Como corpos levados pela preamar, o ouro negro chega às praias nordestinas contaminando a vida animal e vegetal e limitando o acesso das populações locais à sua sobrevivência; pelas mãos de grileiros o fogo destrói a floresta amazônica; das minerações malgeridas em Minas Gerais, a lama tóxica avança soterrando vidas, casas, histórias e sonhos. Não. Não são fenômenos da natureza. São desastres evitáveis, causados pela ação humana, que jamais poderão se repetir.
Nesta semana, completaram-se quatro anos desde o rompimento da barragem de Fundão, no município de Mariana, que jogou cerca de 40 milhões de metros cúbicos de lama no leito do rio Doce, ceifando 19 vidas, deixando centenas de pessoas desabrigadas e espalhando desespero e dor.
Para reparar os impactos desse desastre – responsabilidade exclusiva das empresas Samarco e suas controladoras, Vale e BHP –, foi concebido um modelo inovador de governança para lidar em ambiente de alta complexidade e comoção, buscando construir soluções negociadas com os diferentes stakeholders, incluídos os atingidos, evitando-se, assim, o infindável caminho da judicialização.
Nasceu, então, a Fundação Renova com sua governança democrática ancorada no Comitê Interfederativo (CIF), no qual todos os envolvidos diretamente na busca de soluções, como órgãos da União, dos governos de Minas Gerais e do Espírito Santo, instituições ambientalistas, representantes dos municípios, da Defensoria Pública e dos atingidos, têm assento, voz e voto.
A singularidade dessa governança é também seu desafio.

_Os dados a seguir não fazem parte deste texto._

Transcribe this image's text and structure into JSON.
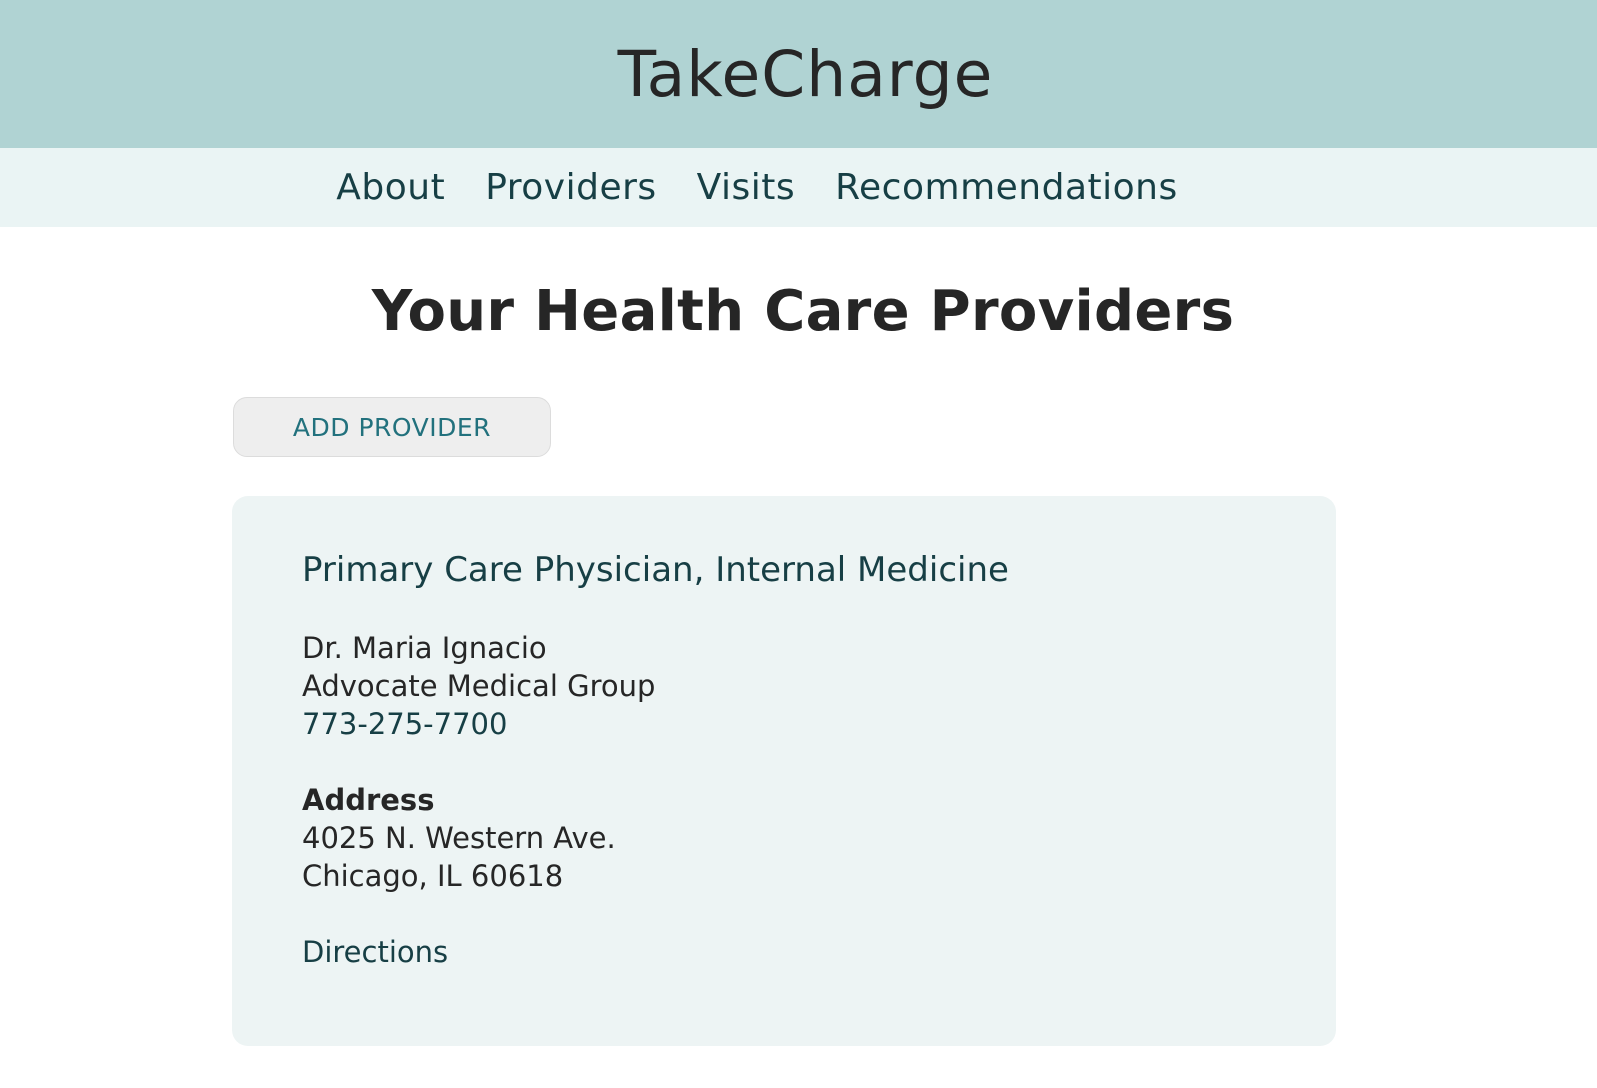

Como harmonizar esse complexo processo de tomada de decisão por intermédio de diálogos e negociações com a eficiência exigida pela execução das ações reparatórias e compensatórias? Se muito já foi feito, há muito ainda por fazer, mas há de se curvar à realidade de que vidas e histórias interrompidas são irreparáveis.
No caso emblemático das indenizações há de se buscar soluções criativas para a determinação dos limites entre as situações com clara comprovação daquelas indocumentadas. Como fazer a justiça possível?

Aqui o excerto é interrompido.